February 13, 2001
Typesetting dashes in HTML
Most of the characters you need for writing English text are available on a standard keyboard. Alas, there are three missing characters: the em-dash (—), the en-dash (–), and the opening double quote (“). The dashes are missing because they are too wide: keyboard layouts come from typewriter layouts, and typewriters were fixed width. The opening double quote is missing because on typewriters the closing double quote was straight (") and so could be used for both.
Now, instead of typewriters, we have HTML. The people in charge of this sort of thing defined the standard character set of HTML. Here is the perfect opportunity to fix the typewriter legacy by including these missing characters. The character set has 255 slots, so there is plenty of room (in fact, 62 slots are unused). But I guess they were smoking crack, because a) they didn't include either of the dashes, b) they didn't include an opening double quote, c) they made the opening single quote ugly (`), and d) they made the closing quotes straight (' and ").
This is where Unicode comes in. Unicode is a two-byte character set, which as of Unicode 3 has 49,194 characters defined. Among those are the characters that should have been part of HTML from the beginning. But how do you type a two-byte character?
In HTML there are three ways to type characters: as the character itself, as a character entity reference, or as a numeric character reference. For example, to write a double quote I can type " (the character itself), or " (the entity reference), or " (the numeric reference). Every HTML character has a numeric reference, and many characters that cannot be typed directly have a character reference. To get a Unicode character in HTML, you simply use its numeric reference, or a character reference if there is one. A complete set of Unicode charts is at unicode.org/charts. And here is a list of character entity references, as of HTML 4.01.
Below is a chart of some typographic symbols that I need. Each row is a particular character: the first column is the character as it is displayed when given as a numeric reference, the second column is the actual number used, the third column is the entity reference (if any), the fourth is the name of the entity reference, and the fifth column describes what the character is.
|Numeric display||Character number||Entity display||Entity name||Description|
|‘||8216||‘||lsquo||left single quote|
|’||8217||’||rsquo||right single quote, apostrophy|
|“||8220||“||ldquo||left double quote|
|”||8221||”||rdquo||right double quote|
|á||225||á||aacute||accute accent over a|
|ø||248||ø||oslash||slash through o|
|ö||246||ö||ouml||umlaut over o|
This document acts as a conformance test for your browser. The first and
third columns of the table above must be identical, and must have no
question marks or box symbols or anything other than what is described in
the fifth column. The final line, labelled
soft hyphen, must have
the first and third columns blank. A soft hyphen specifies an optional
hyphenation point for breaking paragraphs into lines, so must not be
displayed unless the browser chooses a break there. Finally, the words
soft hyphen in this sentence must be
with delimiting quotation marks since they appear within the
<Q> tag. If there are no quotes then your browser does not conform to
HTML 4.0. Of course, laying the blame on a browser is not much
consolation for not being able to view your web page. That is why I do
not yet use <Q> elsewhere on my site.
Here is a table of characters that are part of Unicode but are not yet officially part of HTML. I expect these characters will not be displayable on many browsers for a while. In fact, the only browser I know of that can display any of them is Lynx, the amazing open source text web browser that displays the whole table correctly.
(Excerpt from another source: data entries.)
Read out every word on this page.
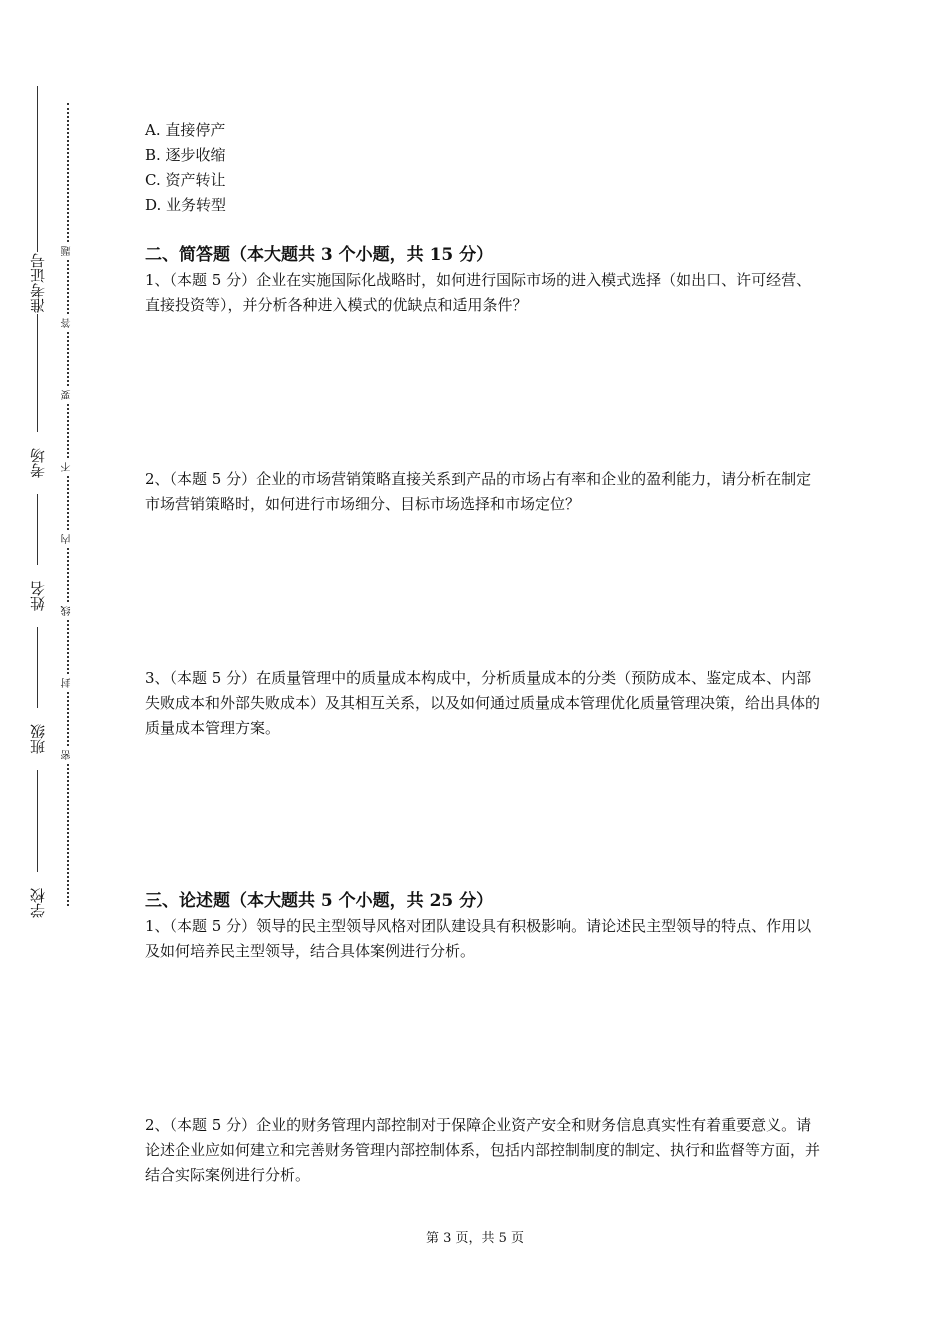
准考证号
考场
姓名
班级
学校
题
答
要
不
内
线
封
密
A. 直接停产
B. 逐步收缩
C. 资产转让
D. 业务转型
二、简答题（本大题共 3 个小题，共 15 分）
1、（本题 5 分）企业在实施国际化战略时，如何进行国际市场的进入模式选择（如出口、许可经营、直接投资等），并分析各种进入模式的优缺点和适用条件？
2、（本题 5 分）企业的市场营销策略直接关系到产品的市场占有率和企业的盈利能力，请分析在制定市场营销策略时，如何进行市场细分、目标市场选择和市场定位？
3、（本题 5 分）在质量管理中的质量成本构成中，分析质量成本的分类（预防成本、鉴定成本、内部失败成本和外部失败成本）及其相互关系，以及如何通过质量成本管理优化质量管理决策，给出具体的质量成本管理方案。
三、论述题（本大题共 5 个小题，共 25 分）
1、（本题 5 分）领导的民主型领导风格对团队建设具有积极影响。请论述民主型领导的特点、作用以及如何培养民主型领导，结合具体案例进行分析。
2、（本题 5 分）企业的财务管理内部控制对于保障企业资产安全和财务信息真实性有着重要意义。请论述企业应如何建立和完善财务管理内部控制体系，包括内部控制制度的制定、执行和监督等方面，并结合实际案例进行分析。
第 3 页，共 5 页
|Numeric display||Character number||Description|
Internet Explorer for Windows handles Unicode pretty well. In particular, it displays all of the characters in the above table. Netscape for Windows, on the other hand, still (as of 4.76) has some problems. Under Netscape, many of the characters in the table above do not display correctly. A mediocre work-around is to put the line
<meta http-equiv="Content-Type" content="text/html; charset=utf-8">
in the header of this document, instead of the standard
<meta http-equiv="Content-Type" content="text/html; charset=iso-8859-1">
And in the HTML tradition of making things difficult, the typesetting is completely different on Netscape for X-Windows (the Linux windowing system). Under X, the keyboard single quotes (` and ') look good, and the Unicode versions (‘ and ’) look bad; and the dashes are rendered as question marks. Bah!